Parasagittal (A) and frontal (B) schema illustrating AAV-CaMKII-Cre injection in the vHPC of Ai14(RCL-tdT)-D mice and representative image illustrating expression of TdTomato in vHPC neurons (C). Representative example of mCherry labelling in the vHPC after injections of AAV-hSyn1-dloxhM4D(Gi)-mCherry in the vHPC and retrograde CAV2-Cre vector in the nucleus accumbens (NAc, D) or the medial prefrontal cortex (mPFC, E).

Figure 2.. Effects of high-fat diet and chemogenetic silencing of ventral hippocampus (vHPC)–nucleus accumbens (NAc) or vHPC–medial prefrontal cortex (mPFC) pathway on c-Fos expression in ventral CA1/subiculum.

(A) Schema of exposure to a novel arena containing two identical and novel objects. (B) Representative images of c-Fos-positive (Fos+) cells in the ventral CA1/subiculum for each group. (C) Quantification of c-Fos+ cells in the ventral CA1/subiculum of the different groups. Data are shown as the number of c-Fos+ cells per mm². The area corresponding to ventral CA1/subiculum area is delineated. Scale bar is set at 500 nm. (D) Representative example of mCherry and c-Fos labelling in the ventral CA1/subiculum. (E) Percentage of mCherry+ and c-Fos+ cells over total number of mCherry+ in the different groups. Scale bar is set to 250 nm and data are shown as a percentage of cells. Each point represents a single animal value. Diet effect: *p < 0.05, **p < 0.01; DREADD effect: ^##p < 0.01 (two-way analysis of variance [ANOVA]).

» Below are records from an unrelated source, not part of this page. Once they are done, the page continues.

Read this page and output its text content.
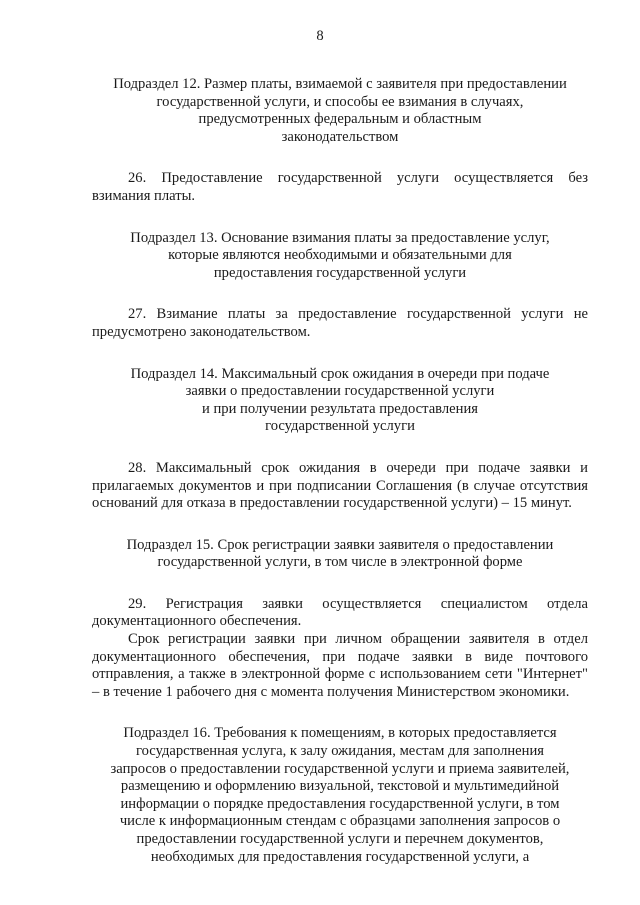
8
Подраздел 12. Размер платы, взимаемой с заявителя при предоставлении
государственной услуги, и способы ее взимания в случаях,
предусмотренных федеральным и областным
законодательством

26. Предоставление государственной услуги осуществляется без взимания платы.

Подраздел 13. Основание взимания платы за предоставление услуг,
которые являются необходимыми и обязательными для
предоставления государственной услуги

27. Взимание платы за предоставление государственной услуги не предусмотрено законодательством.

Подраздел 14. Максимальный срок ожидания в очереди при подаче
заявки о предоставлении государственной услуги
и при получении результата предоставления
государственной услуги

28. Максимальный срок ожидания в очереди при подаче заявки и прилагаемых документов и при подписании Соглашения (в случае отсутствия оснований для отказа в предоставлении государственной услуги) – 15 минут.

Подраздел 15. Срок регистрации заявки заявителя о предоставлении
государственной услуги, в том числе в электронной форме

29. Регистрация заявки осуществляется специалистом отдела документационного обеспечения.

Срок регистрации заявки при личном обращении заявителя в отдел документационного обеспечения, при подаче заявки в виде почтового отправления, а также в электронной форме с использованием сети "Интернет" – в течение 1 рабочего дня с момента получения Министерством экономики.

Подраздел 16. Требования к помещениям, в которых предоставляется
государственная услуга, к залу ожидания, местам для заполнения
запросов о предоставлении государственной услуги и приема заявителей,
размещению и оформлению визуальной, текстовой и мультимедийной
информации о порядке предоставления государственной услуги, в том
числе к информационным стендам с образцами заполнения запросов о
предоставлении государственной услуги и перечнем документов,
необходимых для предоставления государственной услуги, а
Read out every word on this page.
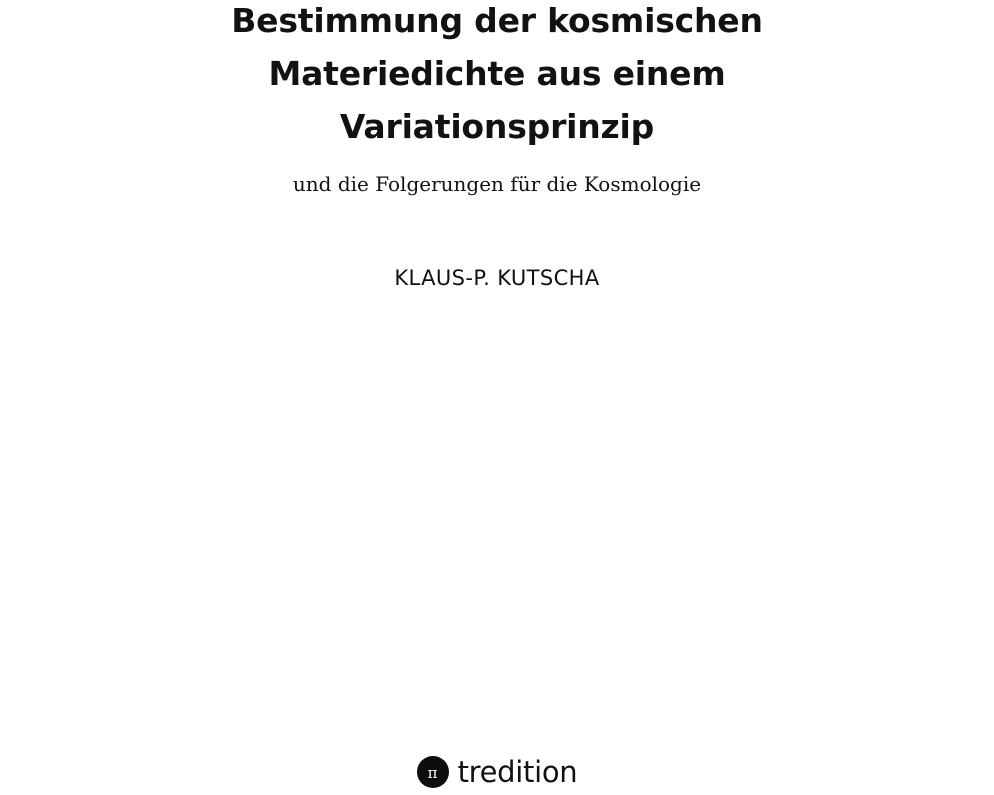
Bestimmung der kosmischen
Materiedichte aus einem
Variationsprinzip
und die Folgerungen für die Kosmologie
KLAUS-P. KUTSCHA
π tredition
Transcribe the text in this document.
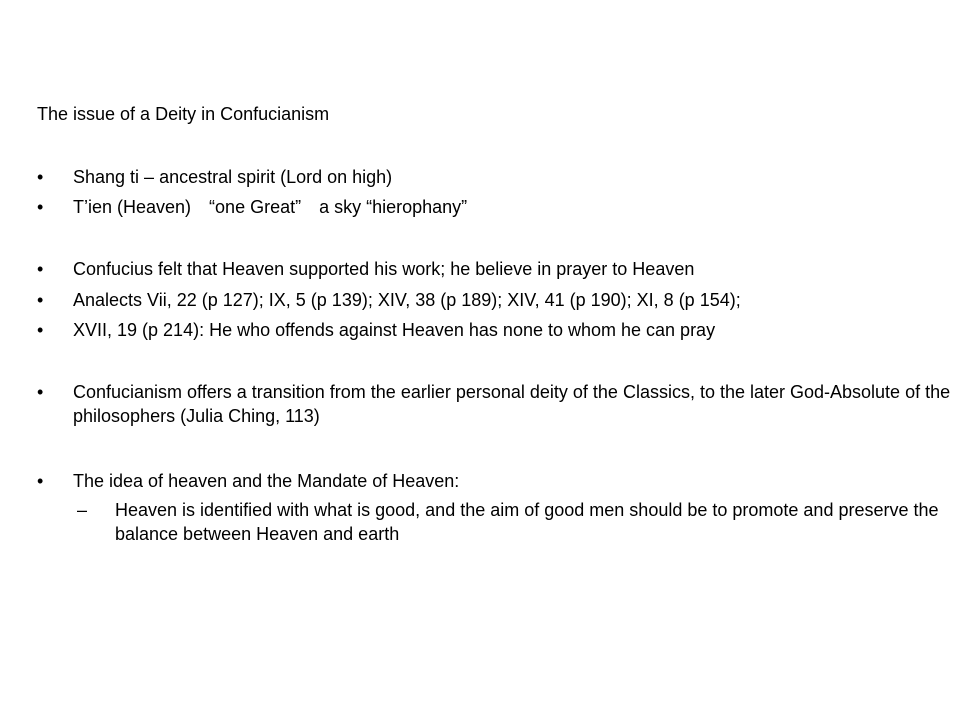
The issue of a Deity in Confucianism
•	Shang ti – ancestral spirit (Lord on high)
•	T’ien (Heaven) “one Great” a sky “hierophany”
•	Confucius felt that Heaven supported his work; he believe in prayer to Heaven
•	Analects Vii, 22 (p 127); IX, 5 (p 139); XIV, 38 (p 189); XIV, 41 (p 190); XI, 8 (p 154);
•	XVII, 19 (p 214): He who offends against Heaven has none to whom he can pray
•	Confucianism offers a transition from the earlier personal deity of the Classics, to the later God-Absolute of the philosophers (Julia Ching, 113)
•	The idea of heaven and the Mandate of Heaven:
– Heaven is identified with what is good, and the aim of good men should be to promote and preserve the balance between Heaven and earth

Figure 2—figure supplement 1.. Effect of high-fat diet and chemogenetic manipulation on c-Fos expression in hippocampus, nucleus accumbens (NAc) and medial prefrontal cortex (mPFC).

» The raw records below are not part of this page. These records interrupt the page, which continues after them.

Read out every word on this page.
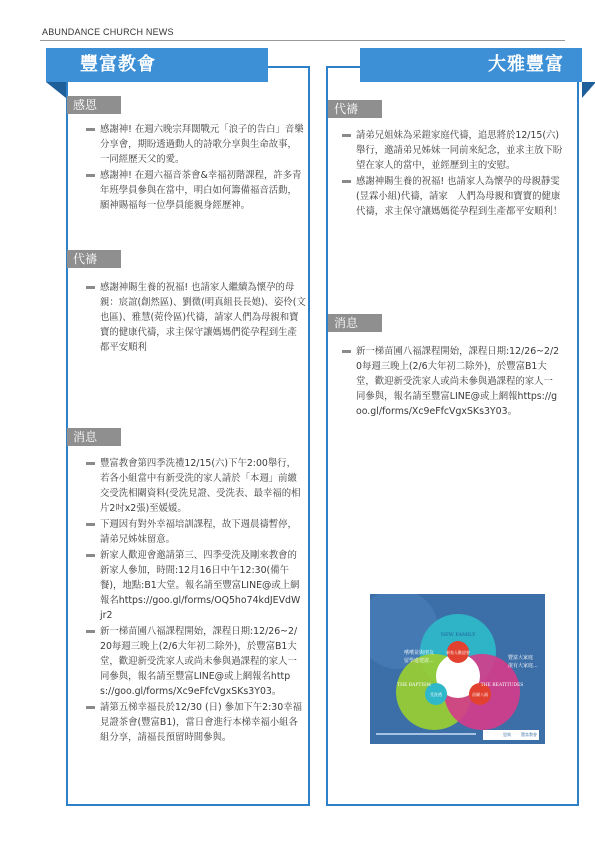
ABUNDANCE CHURCH NEWS
豐富教會
感恩
感謝神! 在週六晚宗拜闊戰元「浪子的告白」音樂分享會，期盼透過動人的詩歌分享與生命故事，一同經歷天父的愛。
感謝神! 在週六福音茶會&幸福初階課程，許多青年班學員參與在當中，明白如何籌備福音活動，願神賜福每一位學員能親身經歷神。
代禱
感謝神賜生養的祝福! 也請家人繼續為懷孕的母親：宸誼(創然區)、劉微(明真組長長媳)、姿伶(文也區)、雅慧(菀伶區)代禱，請家人們為母親和寶寶的健康代禱，求主保守讓媽媽們從孕程到生產都平安順利
消息
豐富教會第四季洗禮12/15(六)下午2:00舉行，若各小組當中有新受洗的家人請於「本週」前繳交受洗相關資料(受洗見證、受洗表、最幸福的相片2吋x2張)至媛媛。
下週因有對外幸福培訓課程，故下週晨禱暫停，請弟兄姊妹留意。
新家人歡迎會邀請第三、四季受洗及剛來教會的新家人參加，時間:12月16日中午12:30(備午餐)，地點:B1大堂。報名請至豐富LINE@或上網報名https://goo.gl/forms/OQ5ho74kdJEVdWjr2
新一梯苗圃八福課程開始，課程日期:12/26~2/20每週三晚上(2/6大年初二除外)，於豐富B1大堂，歡迎新受洗家人或尚未參與過課程的家人一同參與，報名請至豐富LINE@或上網報名https://goo.gl/forms/Xc9eFfcVgxSKs3Y03。
請第五梯幸福長於12/30 (日) 參加下午2:30幸福見證茶會(豐富B1)，當日會進行本梯幸福小組各組分享，請福長預留時間參與。
大雅豐富
代禱
請弟兄姐妹為采鎧家庭代禱，追思將於12/15(六)舉行，邀請弟兄姊妹一同前來紀念，並求主放下盼望在家人的當中，並經歷到主的安慰。
感謝神賜生養的祝福! 也請家人為懷孕的母親靜雯(昱霖小組)代禱，請家　人們為母親和寶寶的健康代禱，求主保守讓媽媽從孕程到生產都平安順利！
消息
新一梯苗圃八福課程開始，課程日期:12/26~2/20每週三晚上(2/6大年初二除外)，於豐富B1大堂，歡迎新受洗家人或尚未參與過課程的家人一同參與，報名請至豐富LINE@或上網報https://goo.gl/forms/Xc9eFfcVgxSKs3Y03。
NEW FAMILY
新家人歡迎會
THE BAPTISM
受洗禮
THE BEATITUDES
苗圃八福
嚐嚐並與朋友
留學進建證...	豐富大家庭
滾有大家庭...
恩典	豐富教會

Quantification of c-Fos-positive cells in the ventral CA3 (A), the NAc (B) and the mPFC (C) of the different groups. Data are shown as the number of c-Fos-positive cells per mm². Diet effect: *p < 0.05, **p < 0.01, ***p < 0.001; DREADD effect: ^##p < 0.01.

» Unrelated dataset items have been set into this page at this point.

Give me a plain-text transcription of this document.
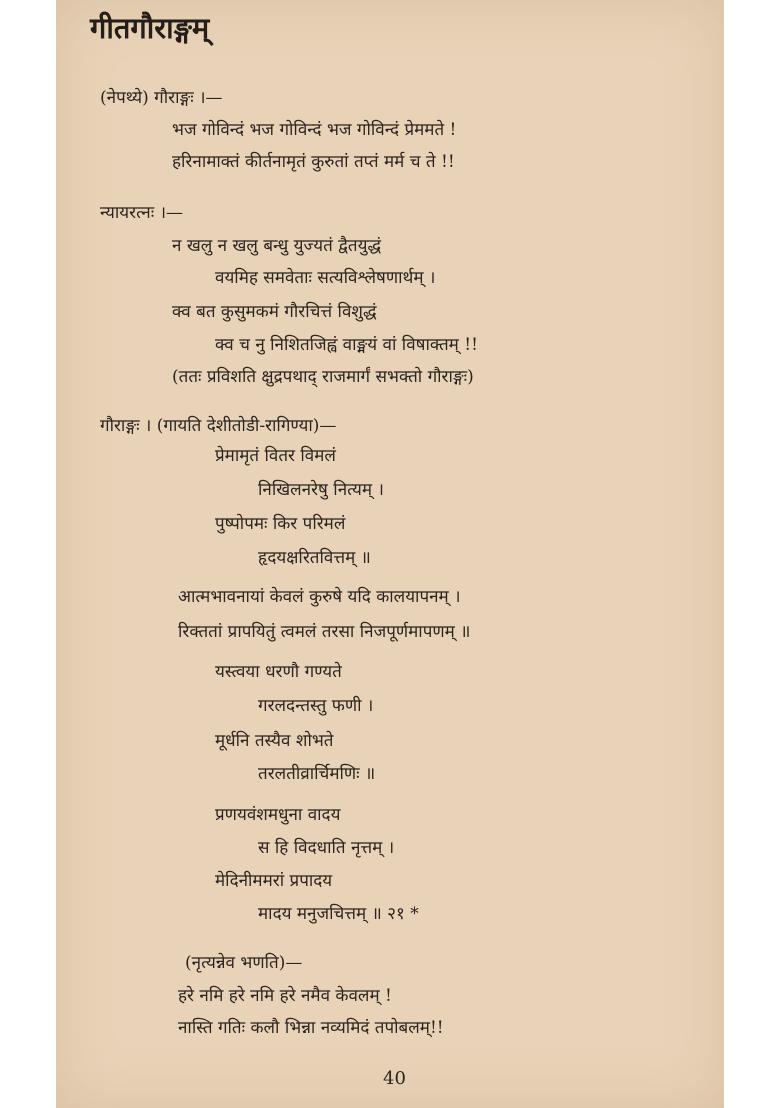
गीतगौराङ्गम्
(नेपथ्ये) गौराङ्गः ।—
भज गोविन्दं भज गोविन्दं भज गोविन्दं प्रेममते !
हरिनामाक्तं कीर्तनामृतं कुरुतां तप्तं मर्म च ते !!
न्यायरत्नः ।—
न खलु न खलु बन्धु युज्यतं द्वैतयुद्धं
वयमिह समवेताः सत्यविश्लेषणार्थम् ।
क्व बत कुसुमकमं गौरचित्तं विशुद्धं
क्व च नु निशितजिह्वं वाङ्मयं वां विषाक्तम् !!
(ततः प्रविशति क्षुद्रपथाद् राजमार्गं सभक्तो गौराङ्गः)
गौराङ्गः । (गायति देशीतोडी-रागिण्या)—
प्रेमामृतं वितर विमलं
निखिलनरेषु नित्यम् ।
पुष्पोपमः किर परिमलं
हृदयक्षरितवित्तम् ॥
आत्मभावनायां केवलं कुरुषे यदि कालयापनम् ।
रिक्ततां प्रापयितुं त्वमलं तरसा निजपूर्णमापणम् ॥
यस्त्वया धरणौ गण्यते
गरलदन्तस्तु फणी ।
मूर्धनि तस्यैव शोभते
तरलतीव्रार्चिमणिः ॥
प्रणयवंशमधुना वादय
स हि विदधाति नृत्तम् ।
मेदिनीममरां प्रपादय
मादय मनुजचित्तम् ॥ २१ *
(नृत्यन्नेव भणति)—
हरे नमि हरे नमि हरे नमैव केवलम् !
नास्ति गतिः कलौ भिन्ना नव्यमिदं तपोबलम्!!
40
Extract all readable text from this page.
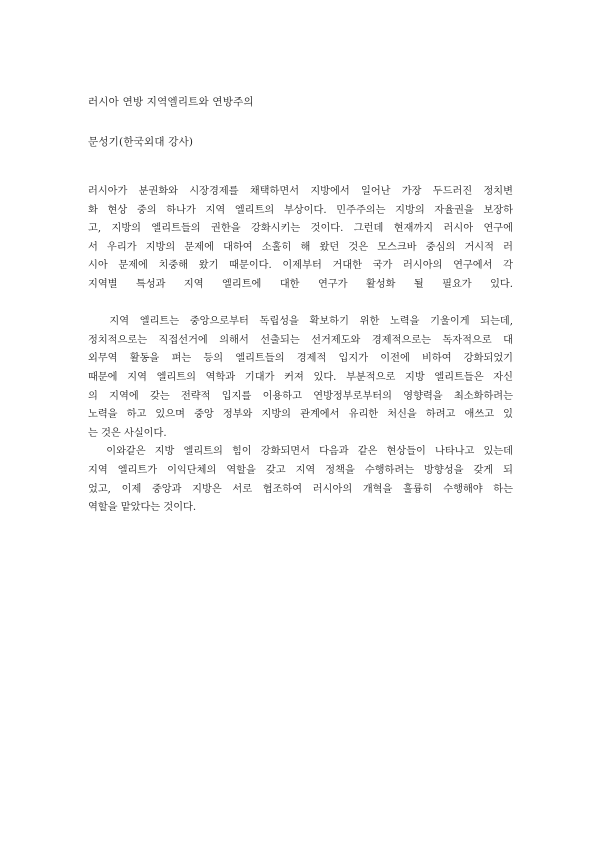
러시아 연방 지역엘리트와 연방주의
문성기(한국외대 강사)
러시아가 분권화와 시장경제를 채택하면서 지방에서 일어난 가장 두드러진 정치변
화 현상 중의 하나가 지역 엘리트의 부상이다. 민주주의는 지방의 자율권을 보장하
고, 지방의 엘리트들의 권한을 강화시키는 것이다. 그런데 현재까지 러시아 연구에
서 우리가 지방의 문제에 대하여 소홀히 해 왔던 것은 모스크바 중심의 거시적 러
시아 문제에 치중해 왔기 때문이다. 이제부터 거대한 국가 러시아의 연구에서 각
지역별 특성과 지역 엘리트에 대한 연구가 활성화 될 필요가 있다.
지역 엘리트는 중앙으로부터 독립성을 확보하기 위한 노력을 기울이게 되는데,
정치적으로는 직접선거에 의해서 선출되는 선거제도와 경제적으로는 독자적으로 대
외무역 활동을 펴는 등의 엘리트들의 경제적 입지가 이전에 비하여 강화되었기
때문에 지역 엘리트의 역학과 기대가 커져 있다. 부분적으로 지방 엘리트들은 자신
의 지역에 갖는 전략적 입지를 이용하고 연방정부로부터의 영향력을 최소화하려는
노력을 하고 있으며 중앙 정부와 지방의 관계에서 유리한 처신을 하려고 애쓰고 있
는 것은 사실이다.
이와같은 지방 엘리트의 힘이 강화되면서 다음과 같은 현상들이 나타나고 있는데
지역 엘리트가 이익단체의 역할을 갖고 지역 정책을 수행하려는 방향성을 갖게 되
었고, 이제 중앙과 지방은 서로 협조하여 러시아의 개혁을 훌륭히 수행해야 하는
역할을 맡았다는 것이다.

Figure 3.. Impacts of high-fat diet and chemogenetic silencing of ventral hippocampus (vHPC)–nucleus accumbens (NAc) or vHPC–medial prefrontal cortex (mPFC) pathway on object-based memory.

(A) Schema of object recognition memory (ORM) task (top) and ORM performance expressed as percentage of exploration time of novel (empty bars) or familiar (striped bars) object over both objects (bottom). (B) Schema of object location memory (OLM) task (top) and OLM performance expressed as percentage of exploration time of novel (empty bars) or familiar (striped bars) location over both objects (bottom). Each point represents a single animal value. Diet effect: **p < 0.01 (two-way analysis of variance [ANOVA], diet × pathway). Difference between groups: *p < 0.05, **p < 0.01 (two-way ANOVA, diet × DREADD for each pathway, significant interaction followed by post hoc test). Different from 50%: ^#p < 0.05 (one-sample t-test).

Figure 3—figure supplement 1.. Effect of high-fat diet and chemogenetic manipulation on anxiety-like behaviours.

Schema of elevated plus-maze task (A). Results are presented as percentage of open arm time (calculated as open arm time over total time spent in both open and closed arms × 100; B) and percentage of open arm entries (calculated as open arm entries with respect to the total number of entries in both open and closed arms × 100; C).